The silence that fell was so thick he could practically see Epstein’s thoughts, could follow as he rebuilt the lattice of his history. Jakob started to speak, but his brother gave the merest hint of a sideways glance, and he shut his mouth.

“Mr. Secretary,” Erik said, “the New Sons of Liberty have cleared the Vogler Ring. They’ve split up and surrounded Tesla. Completely encircled.”

“I know.”

“Strategic analysis yields only one reason to do that.”

“Yes.”

“Not an attempt to defeat. Not a military victory. They’re trying to annihilate. To kill everyone here. Civilians.”

Leahy thought of the moment, not a week ago, when he’d sat in a wind-whipped tent opposite Sam Miller and Luke Hammond and made a bargain with them. He would hold off the US military, and they would push into New Canaan. It had never been his intention to wipe out the gifted. True, there were tens of thousands of abnorms not in New Canaan. But nowhere on earth had so many collected in one place. They had helped secure American sovereignty the world over, had pushed technology forward faster than anyone imagined possible. He hadn’t wanted to destroy them; he’d wanted to tame them.

Damn the New Sons for pushing it this far. Another ugly irony. For decades, American policy had wrought exactly this kind of result. Third parties invented and armed to fight monsters had ended up becoming monsters themselves. Pinochet in Chile. Noriega in Panama. Countless warlords in Africa and the Middle East. That’s the risk of summoning a demon; they don’t tend to follow orders.

On the other hand, better the demons consumed each other.

“There’s nothing I can do for you.”

“Mr. Secretary, please.” Erik Epstein’s face was pale and guileless. “There are thousands of children in this city.”

Leahy hit a button and severed the call. Then he rose and went back to the window.

The snow continued to fall.

CHAPTER 32

“How many of you have fired a gun before?”

The soldier had a man’s height and muscle but a boy’s face, zits like bright stars burning through a cloud-wisp of beard. His uniform was brown, marked with a rising blue sun. Natalie wondered how old he was. Someone had told her that while the average age in the Holdfast was twenty-six, the median was closer to sixteen.

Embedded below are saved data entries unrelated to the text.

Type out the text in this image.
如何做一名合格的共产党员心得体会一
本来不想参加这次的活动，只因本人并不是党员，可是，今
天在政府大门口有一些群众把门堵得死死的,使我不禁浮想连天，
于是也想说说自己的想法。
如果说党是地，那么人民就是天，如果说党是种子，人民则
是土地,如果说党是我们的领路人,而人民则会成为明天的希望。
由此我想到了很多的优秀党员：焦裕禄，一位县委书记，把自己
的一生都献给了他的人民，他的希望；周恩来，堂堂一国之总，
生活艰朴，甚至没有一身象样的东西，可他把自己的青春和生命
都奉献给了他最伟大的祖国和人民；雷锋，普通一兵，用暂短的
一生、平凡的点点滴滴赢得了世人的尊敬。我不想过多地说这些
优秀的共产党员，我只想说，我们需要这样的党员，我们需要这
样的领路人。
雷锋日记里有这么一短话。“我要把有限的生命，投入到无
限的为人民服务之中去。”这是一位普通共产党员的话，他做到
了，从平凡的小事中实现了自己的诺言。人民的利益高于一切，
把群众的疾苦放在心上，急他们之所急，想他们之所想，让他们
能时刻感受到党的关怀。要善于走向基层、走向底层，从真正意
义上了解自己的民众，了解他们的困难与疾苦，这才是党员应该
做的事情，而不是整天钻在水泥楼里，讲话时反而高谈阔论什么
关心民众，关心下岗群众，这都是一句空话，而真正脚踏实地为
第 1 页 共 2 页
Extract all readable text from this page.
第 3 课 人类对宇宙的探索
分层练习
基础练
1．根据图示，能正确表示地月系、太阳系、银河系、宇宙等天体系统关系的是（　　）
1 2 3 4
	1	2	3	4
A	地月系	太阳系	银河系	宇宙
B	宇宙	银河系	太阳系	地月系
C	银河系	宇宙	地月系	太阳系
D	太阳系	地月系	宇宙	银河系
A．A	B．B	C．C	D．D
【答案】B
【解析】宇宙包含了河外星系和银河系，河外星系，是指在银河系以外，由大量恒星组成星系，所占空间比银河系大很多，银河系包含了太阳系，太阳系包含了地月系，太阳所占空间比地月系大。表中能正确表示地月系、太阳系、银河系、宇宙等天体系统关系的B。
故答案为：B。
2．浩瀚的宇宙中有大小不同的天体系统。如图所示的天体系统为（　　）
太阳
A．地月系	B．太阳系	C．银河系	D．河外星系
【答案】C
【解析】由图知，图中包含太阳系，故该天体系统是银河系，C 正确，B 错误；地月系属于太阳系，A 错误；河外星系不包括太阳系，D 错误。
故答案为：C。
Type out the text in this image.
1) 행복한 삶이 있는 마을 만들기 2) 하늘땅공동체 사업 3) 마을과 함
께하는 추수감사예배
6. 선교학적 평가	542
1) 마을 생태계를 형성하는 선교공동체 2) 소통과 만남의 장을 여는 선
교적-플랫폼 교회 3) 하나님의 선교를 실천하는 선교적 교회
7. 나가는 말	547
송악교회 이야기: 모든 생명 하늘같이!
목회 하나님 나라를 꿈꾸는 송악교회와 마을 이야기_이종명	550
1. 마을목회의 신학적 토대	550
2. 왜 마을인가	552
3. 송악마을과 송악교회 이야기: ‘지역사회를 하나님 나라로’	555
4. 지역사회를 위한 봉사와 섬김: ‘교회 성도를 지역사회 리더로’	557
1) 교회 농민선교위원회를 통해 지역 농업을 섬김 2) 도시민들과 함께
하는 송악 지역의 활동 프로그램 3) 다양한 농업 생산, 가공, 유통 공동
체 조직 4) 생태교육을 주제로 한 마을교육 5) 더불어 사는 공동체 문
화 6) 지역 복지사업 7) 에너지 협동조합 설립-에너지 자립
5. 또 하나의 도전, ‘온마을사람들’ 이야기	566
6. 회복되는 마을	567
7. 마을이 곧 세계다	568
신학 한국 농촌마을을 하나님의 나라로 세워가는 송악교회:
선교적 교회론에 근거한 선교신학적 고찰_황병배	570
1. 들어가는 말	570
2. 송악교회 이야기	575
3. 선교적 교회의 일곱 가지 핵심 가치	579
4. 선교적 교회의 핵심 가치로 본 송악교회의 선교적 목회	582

He beat that, but not by a lot.

“None of you?” The soldier boy’s eyes darted over the dozen civilians in front of him. They looked at one another, shrugged.

“I have,” Natalie said. “With my husband. Ex.”

“A rifle?”

“Pistols. And a shotgun.” She remembered the day, more than a decade ago, before the kids were born. Camping near the Grand Tetons, vibrant green and birdsong, Cooper showing her how to brace the gun, how to press the trigger—not pull, press—and the roar and kick of the thing, the rough joy when she’d blown a clump of hurled dirt out of the air, the soil erupting into nothing. Afterward they’d made love as the pine trees whispered, and she’d thought life perfect in every detail.

“Close enough.” He bent to a long canvas bag at his feet, came out with a rifle that looked like a movie prop, dull metal and rounded plastic curves. “This is an HSD-11. Designed and built here. Open-bolt, selective fire, thirty rounds. Magazine release is here, safety here. It’s fully automatic if you hold down the trigger, but ammo is a problem, so don’t. Single shots and short bursts.”

He held it out, and she took it, shouldered it, keeping the barrel down.

“Good,” he said, sounding surprised. “Good. There are seven more, and ammunition. Runners will bring extra ammo later. You teach them.”